Lo stretto di Hormuz, punto nevralgico per le esportazioni di prodotti chimici e plastica dal Medio Oriente, sta per chiudersi. Gli Stati Uniti potranno contribuire a colmare il divario?

Con la guerra in Medio Oriente, i prezzi del petrolio greggio e del gas naturale stanno aumentando vertiginosamente, poiché le navi sono bloccate nello stretto di Hormuz, con ovvie ripercussioni negative sulle economie globali. Ma un altro grande ostacolo è rappresentato dalle esportazioni di prodotti chimici e plastica dalla regione, che eserciteranno una pressione al rialzo sui prezzi.

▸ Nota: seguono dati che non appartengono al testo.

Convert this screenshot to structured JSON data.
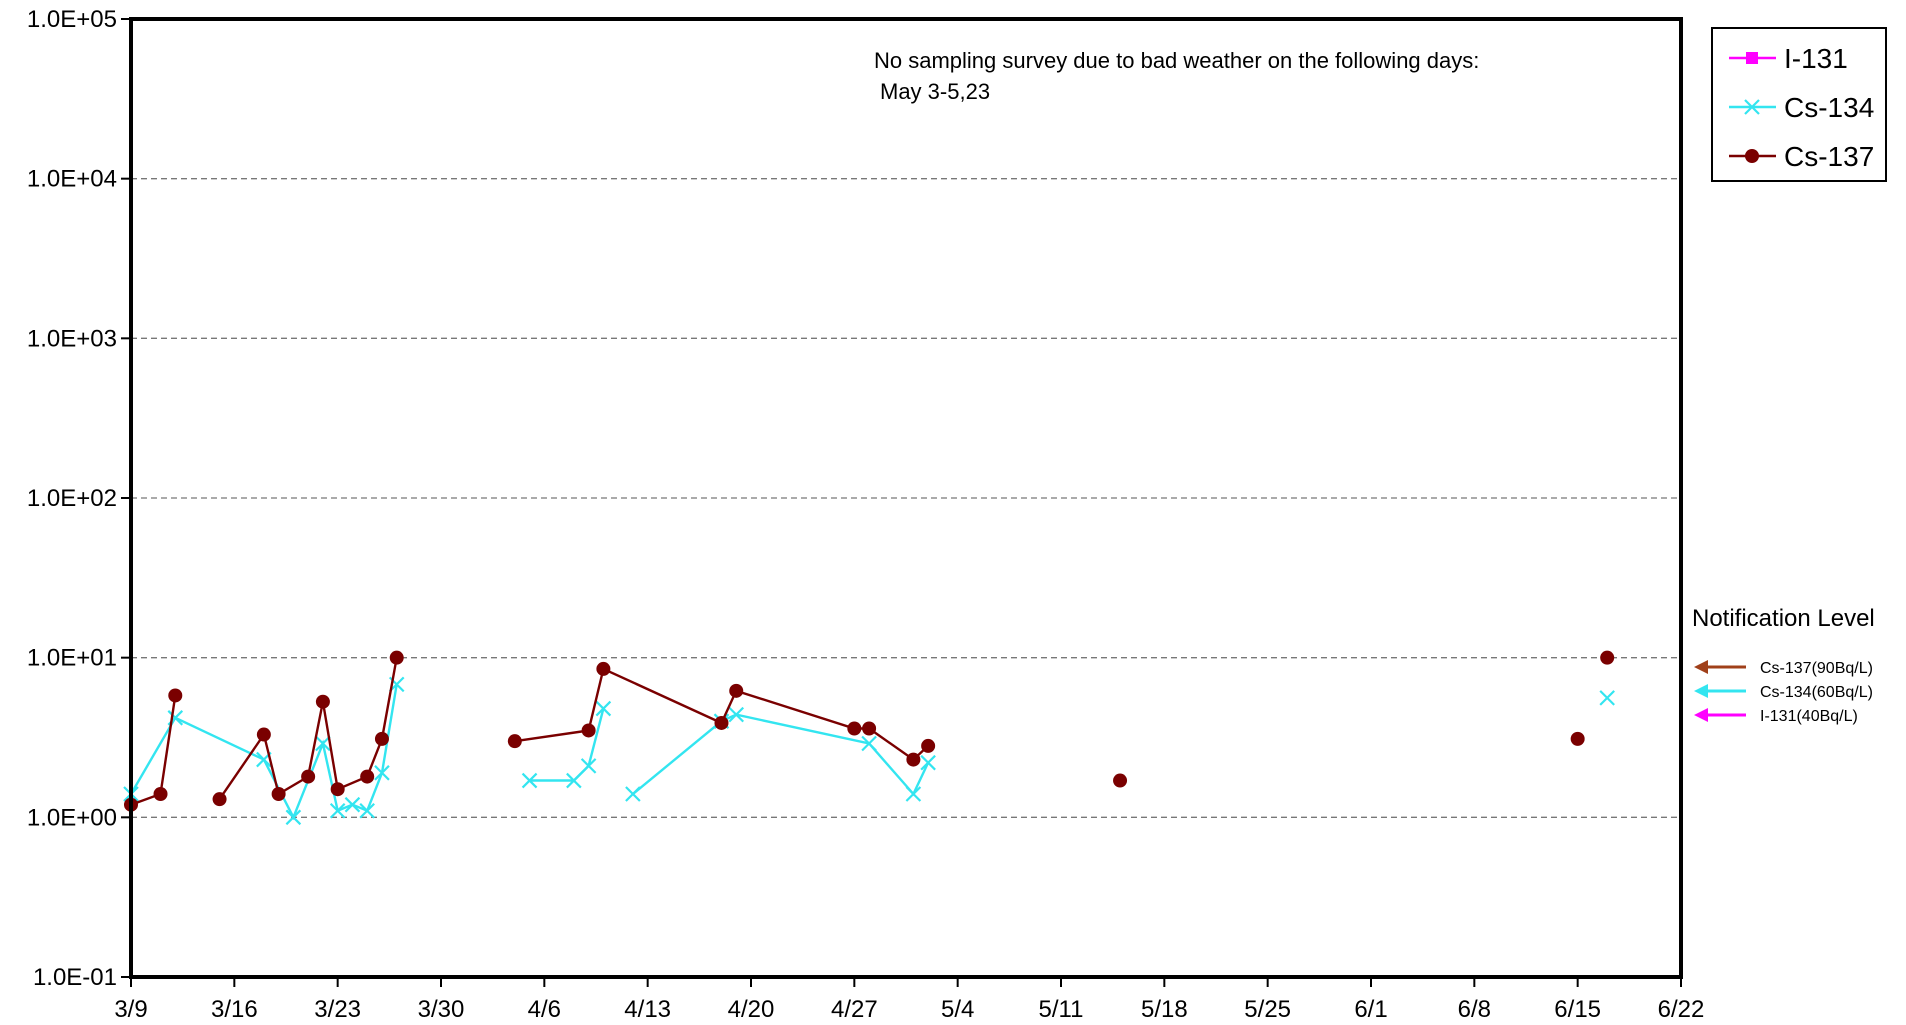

Enormi volumi di esportazioni di prodotti chimici e plastica attraversano lo stretto dall’Arabia Saudita, dal Qatar, dagli Emirati Arabi Uniti (EAU) e dal Kuwait, con destinazioni principali la Cina, il resto dell’Asia e l’UE.

chiusura stretto di Hormuz - conflitto Usa - Iran

“Circa l’84% della capacità di polietilene (PE) del Medio Oriente dipende dallo Stretto di Hormuz per le esportazioni via mare, senza contare i siti orientali dell’Arabia Saudita che inviano PE nell’entroterra ai loro porti occidentali”, ha osservato Harrison Jacoby, direttore del PE presso ICIS.

Sebbene l’Arabia Saudita abbia porti sul Mar Rosso a ovest, il suo principale hub petrolchimico si trova ad Al Jubail, nel Golfo Persico, dove le esportazioni attraversano lo Stretto.

Anche i principali porti degli Emirati Arabi Uniti si trovano per lo più sul Golfo Persico, sebbene il porto di Fujairah sia sul Golfo di Oman, più a sud.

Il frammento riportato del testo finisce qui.